The Herald Bulletin

August 13, 2013

Toler part of melting pot in secondary

By Rick Teverbaugh
The Herald Bulletin

ANDERSON, Ind. — Last year Greg Toler played for the Arizona Cardinals. It seems as if everyone in the Indianapolis defensive backfield recently is from somewhere else.

It may or may not be one of the best secondaries in the NFL. The regular season will be the true gauge of that. But it is certainly the biggest melting pot of any defensive backfield in the league.

Within the past two years, many players in that position have migrated to the Colts.

Vontae Davis came from Miami last season. LaRon Landry was a New York Jet a season ago. Cassius Vaughn is starting his second year in Indy after making the move from Denver. Sergio Brown played with New England two seasons ago. Josh Gordy is in his second season with the Colts after a rookie season with the St. Louis Rams.

"It has been great to get all these guys together on this team," said Toler after Tuesday morning's walkthrough. "We have all had different experience elsewhere. Now we get the chance to share what we know with each other and to learn from one another. We are working hand in hand."
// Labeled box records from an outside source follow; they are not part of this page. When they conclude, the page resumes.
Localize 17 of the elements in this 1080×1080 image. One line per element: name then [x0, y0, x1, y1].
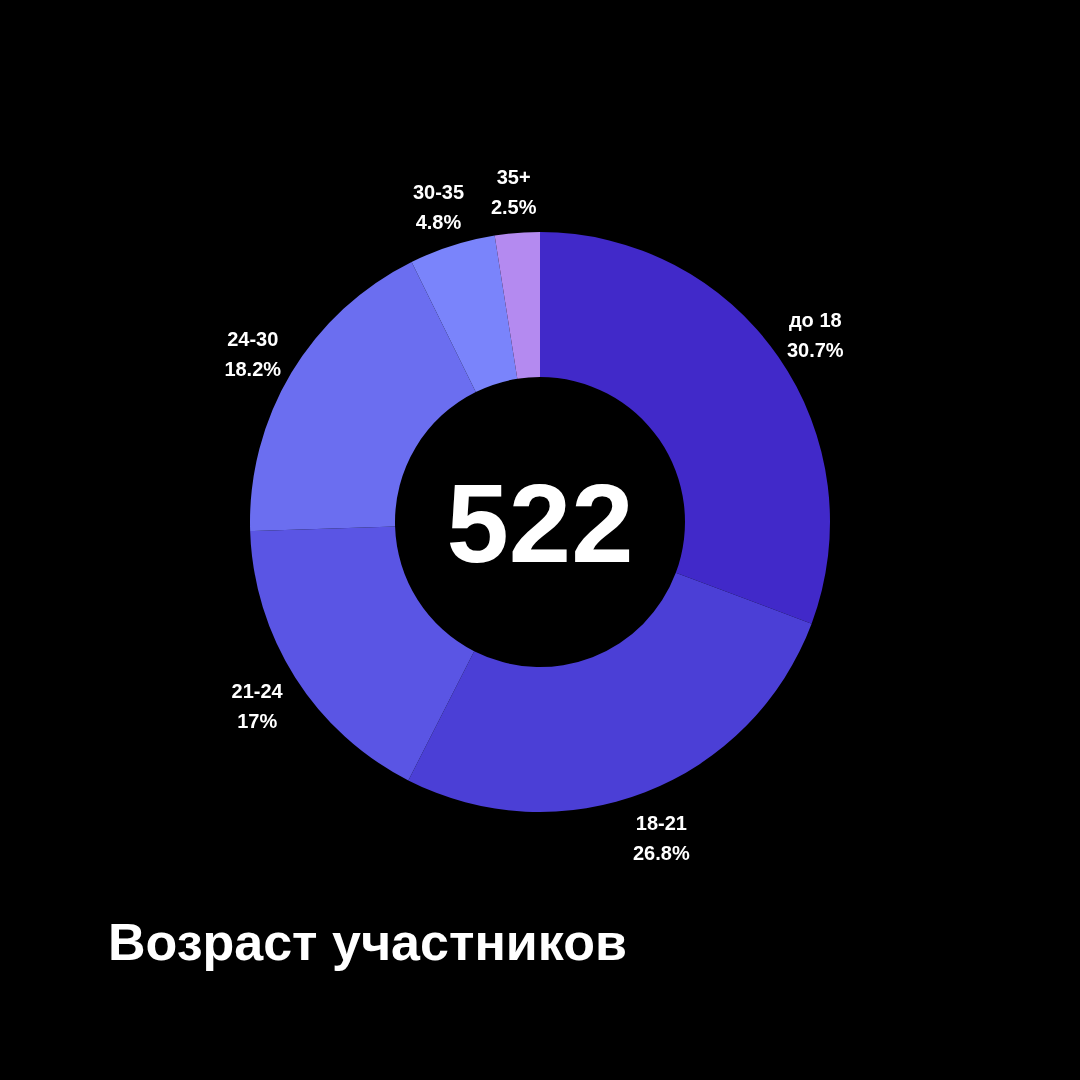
donut-slice [411, 235, 518, 392]
data-label: 17% [237, 709, 278, 732]
slice-label: 21-24 [231, 679, 284, 702]
donut-slice [408, 572, 812, 812]
data-label: 30.7% [786, 339, 844, 362]
text: Возраст участников [108, 913, 627, 971]
data-label: 4.8% [415, 210, 462, 233]
slice-label: 35+ [496, 166, 531, 189]
data-label: 26.8% [633, 842, 690, 865]
text: 522 [446, 461, 634, 587]
slice-label: 18-21 [635, 812, 687, 835]
data-label: 2.5% [490, 196, 537, 219]
slice-label: 24-30 [227, 327, 279, 350]
slice-label: 30-35 [412, 180, 465, 203]
slice-label: до 18 [788, 309, 842, 332]
donut-slice [494, 232, 540, 379]
data-label: 18.2% [224, 357, 282, 380]
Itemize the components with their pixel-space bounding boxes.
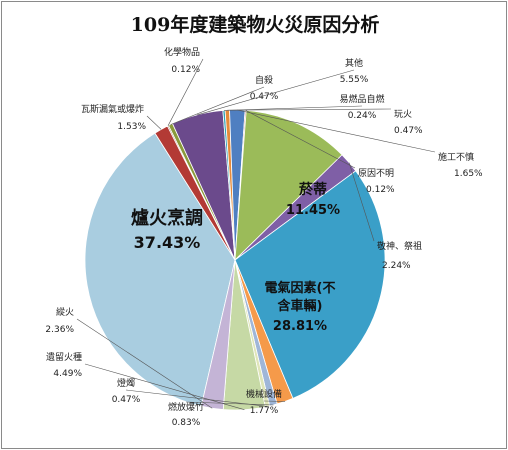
leader-line-10: [348, 162, 375, 242]
slice-value-6: 0.47%: [394, 126, 423, 136]
slice-value-1: 1.53%: [117, 122, 146, 132]
slice-name-1: 瓦斯漏氣或爆炸: [81, 103, 144, 115]
slice-inside-name-11b: 含車輛): [277, 298, 323, 314]
slice-name-14: 燈燭: [117, 377, 135, 389]
leader-line-3: [170, 86, 265, 125]
pie-slices: [84, 109, 386, 411]
slice-name-12: 機械設備: [246, 388, 282, 400]
slice-value-3: 0.47%: [250, 92, 279, 102]
leader-line-7: [237, 109, 436, 153]
leader-line-16: [76, 318, 213, 409]
slice-name-4: 其他: [345, 57, 363, 69]
leader-line-13: [185, 401, 274, 406]
slice-value-16: 2.36%: [45, 325, 74, 335]
slice-value-12: 1.77%: [250, 406, 279, 416]
leader-line-1: [146, 115, 162, 130]
slice-labels: 瓦斯漏氣或爆炸 1.53% 化學物品 0.12% 自殺 0.47% 其他 5.55% 易燃品自燃…: [45, 46, 483, 428]
slice-inside-value-11: 28.81%: [273, 319, 327, 334]
slice-name-13: 燃放爆竹: [168, 401, 204, 413]
slice-value-4: 5.55%: [340, 75, 369, 85]
slice-value-10: 2.24%: [382, 261, 411, 271]
slice-name-3: 自殺: [255, 74, 273, 86]
slice-name-15: 遺留火種: [46, 351, 82, 363]
pie-slice-9: [234, 109, 343, 262]
leader-line-5: [223, 105, 363, 111]
slice-value-5: 0.24%: [348, 111, 377, 121]
slice-value-7: 1.65%: [454, 169, 483, 179]
leader-line-6: [227, 108, 392, 111]
leader-line-2: [167, 58, 204, 126]
leader-line-15: [84, 363, 245, 410]
pie-slice-0: [84, 132, 236, 407]
slice-name-6: 玩火: [394, 109, 412, 120]
slice-inside-name-11: 電氣因素(不: [265, 280, 336, 296]
slice-value-14: 0.47%: [112, 395, 141, 405]
pie-slice-11: [234, 170, 386, 399]
chart-title: 109年度建築物火災原因分析: [130, 14, 380, 36]
leader-line-4: [197, 69, 355, 116]
slice-value-2: 0.12%: [171, 65, 200, 75]
slice-value-13: 0.83%: [172, 418, 201, 428]
slice-name-8: 原因不明: [358, 168, 394, 179]
slice-name-5: 易燃品自燃: [339, 93, 384, 105]
slice-name-10: 敬神、祭祖: [377, 240, 422, 252]
slice-inside-value-9: 11.45%: [286, 203, 340, 218]
slice-name-2: 化學物品: [164, 46, 200, 58]
slice-inside-name-0: 爐火烹調: [131, 207, 203, 229]
slice-value-8: 0.12%: [366, 185, 395, 195]
leader-line-8: [245, 110, 356, 169]
slice-inside-name-9: 菸蒂: [299, 181, 327, 198]
slice-inside-value-0: 37.43%: [134, 233, 201, 252]
slice-value-15: 4.49%: [53, 369, 82, 379]
slice-name-16: 縱火: [56, 306, 74, 318]
slice-name-7: 施工不慎: [438, 151, 474, 163]
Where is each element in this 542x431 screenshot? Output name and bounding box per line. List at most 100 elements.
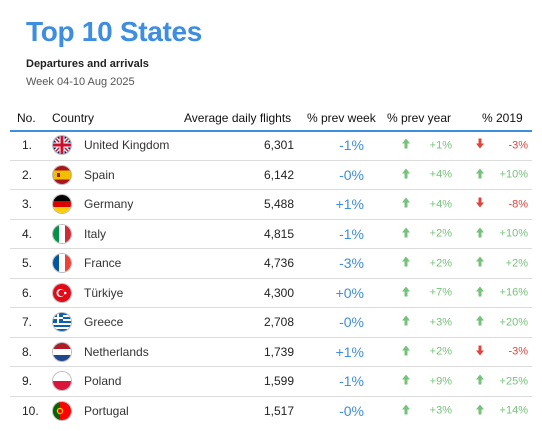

Toler was signed as a free agent after a solid season with the Cardinals. He played 11 games but started only two. He picked off two passes and returned one of those for a touchdown. That TD came against the Detroit Lions when he picked off a Matthew Stafford pass in the Arizona endzone and returned it a franchise-record 102 yards.

In 2011, he missed the entire season with a knee injury he suffered in preseason. But he was ready to go and enjoyed his initial preseason game this season last Sunday.

"It felt great to get out there and be able to tackle people," said Toler. "I was ready to get out there and do that. I was sorry to learn I was being taken down (taken out of the game). I thought maybe we could get in another series on defense."

Toler believes the early hype on the NFL Network and other places about the potential quality of the Colts' defensive backfield.

"Everyone sees this potential on paper," he said. "But now we all need to be held accountable for that potential. We still have to go out and play the game. We all have our jobs to do, the offense, the defense and the special teams. It isn't just about one group."

Toler believes the unit is coming together and having an excellent camp.

"In training camp, we have been feeding off one another's energy," said Toler. "We are building confidence that we will need when the regular season starts."

The entire defense must get better at forcing mistakes from opposing teams. In each of the past two seasons, the team was 12th at getting takeaways. That's a figure of some concern.

"We have to make big plays defensively," said Toler. "One way to do that it, take the ball away. That gets our defense off the field and gives it back to our offense."